I don't really want to spend my time responding to another wall of text or the rest of this one so I'm going to end it here. I will say that Google does some cool stuff in the browser and with Android, but my main point here is that they don't put forth a very comprehensive strategy at all. Most of their developer stuff seems to be created by 20 percenters in their spare time instead of making a concerted effort like Microsoft does.

> "Deprecated" is just a word that means absolutely nothing here since all of those kits are still fully functional

It means everything, who want's to invest or be excited about learning technology they know to be end-of-life'd? Being deprecated is the first deathknell of a platform that begins it's slow-fade out of existence. At some point developers have to abandon the time they've invested into a platform into a new one that will be maintained in future, e.g. Cocoa/iOS/Android/HTML5/Chrome don't share the same risks of abandonment.

> And I find the lack of a single IDE built and maintained by Google to be sub-subpar

You're talking about your own feelings here, it's doesn't say anything about Google or their IDE tooling.

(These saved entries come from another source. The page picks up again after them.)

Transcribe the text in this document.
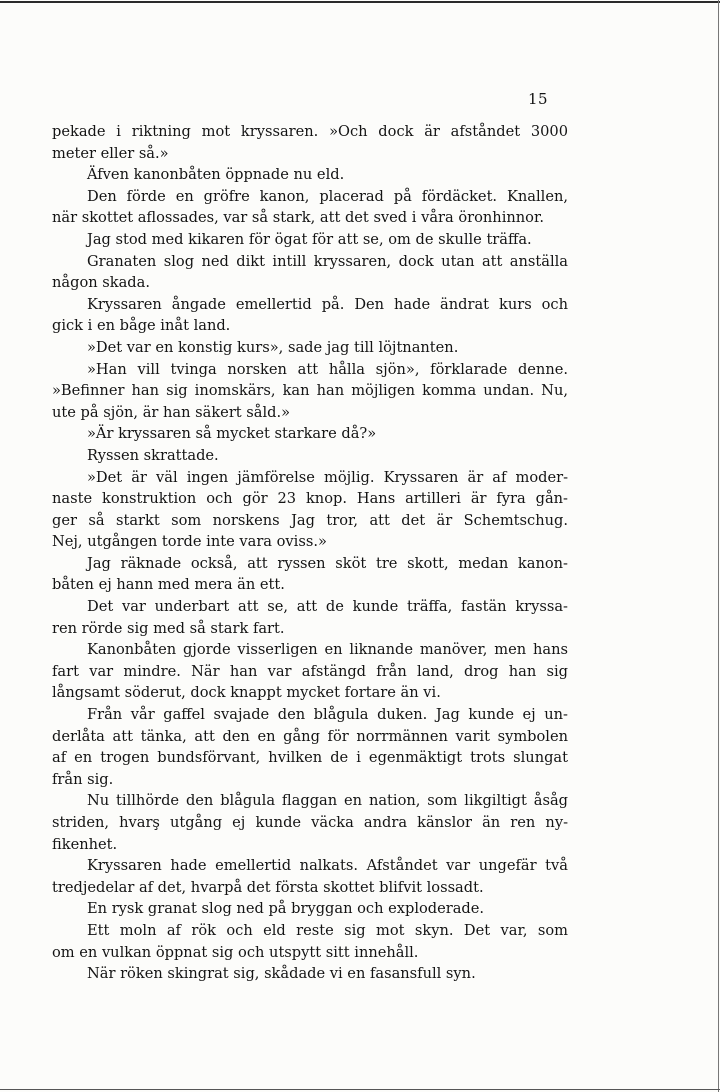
15
pekade i riktning mot kryssaren. »Och dock är afståndet 3000
meter eller så.»
Äfven kanonbåten öppnade nu eld.
Den förde en gröfre kanon, placerad på fördäcket. Knallen,
när skottet aflossades, var så stark, att det sved i våra öronhinnor.
Jag stod med kikaren för ögat för att se, om de skulle träffa.
Granaten slog ned dikt intill kryssaren, dock utan att anställa
någon skada.
Kryssaren ångade emellertid på. Den hade ändrat kurs och
gick i en båge inåt land.
»Det var en konstig kurs», sade jag till löjtnanten.
»Han vill tvinga norsken att hålla sjön», förklarade denne.
»Befinner han sig inomskärs, kan han möjligen komma undan. Nu,
ute på sjön, är han säkert såld.»
»Är kryssaren så mycket starkare då?»
Ryssen skrattade.
»Det är väl ingen jämförelse möjlig. Kryssaren är af moder-
naste konstruktion och gör 23 knop. Hans artilleri är fyra gån-
ger så starkt som norskens Jag tror, att det är Schemtschug.
Nej, utgången torde inte vara oviss.»
Jag räknade också, att ryssen sköt tre skott, medan kanon-
båten ej hann med mera än ett.
Det var underbart att se, att de kunde träffa, fastän kryssa-
ren rörde sig med så stark fart.
Kanonbåten gjorde visserligen en liknande manöver, men hans
fart var mindre. När han var afstängd från land, drog han sig
långsamt söderut, dock knappt mycket fortare än vi.
Från vår gaffel svajade den blågula duken. Jag kunde ej un-
derlåta att tänka, att den en gång för norrmännen varit symbolen
af en trogen bundsförvant, hvilken de i egenmäktigt trots slungat
från sig.
Nu tillhörde den blågula flaggan en nation, som likgiltigt åsåg
striden, hvarş utgång ej kunde väcka andra känslor än ren ny-
fikenhet.
Kryssaren hade emellertid nalkats. Afståndet var ungefär två
tredjedelar af det, hvarpå det första skottet blifvit lossadt.
En rysk granat slog ned på bryggan och exploderade.
Ett moln af rök och eld reste sig mot skyn. Det var, som
om en vulkan öppnat sig och utspytt sitt innehåll.
När röken skingrat sig, skådade vi en fasansfull syn.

> Visual Studio is superb without R#, but even if you don't think so

Right, I don't, working without R# is a primitive experience that handi-caps productivity.

> at least Microsoft is making life easy by offering an IDE that is tuned specifically for the task at hand instead of using some open source pile of junk that tries to do everything

That's the exact opposite of what VS.NET is, who is the biggest offender of what you dislike. VS.NET is a kitchen-sink offering that crams in everything into a single IDE, it's the very opposite of "tuned specifically for task at hand". JetBrains platform-specific IDE's, Android Studio, XCode are examples of tuned IDE's for the task at hand. Even the DartEditor is tuned, which is more a rich editor than an IDE. It starts from a blank Eclipse Shell and only adds tooling for specifically developing Dart apps.

> That's a weakness because "cross-platform" means a crappy non-native Java UI

No cross-platform doesn't mean crappy UI, it means having the choice of developing in your preferred OS of choice, collaborating with devs on alternative OS's as well having the opportunity to host on the most cost-effective hosting solution. i.e. freedoms that .NET developers don't enjoy.

> but my main point here is that they don't put forth a very comprehensive strategy at all.

Exactly what IDE's have you used? Your perception of their tooling suggests not much. Android Studio is a very compelling offering and DartEditor actually provides a faster iterative experience which auto-builds on save and lets you debug app code natively from within Dartium in addition to the IDE.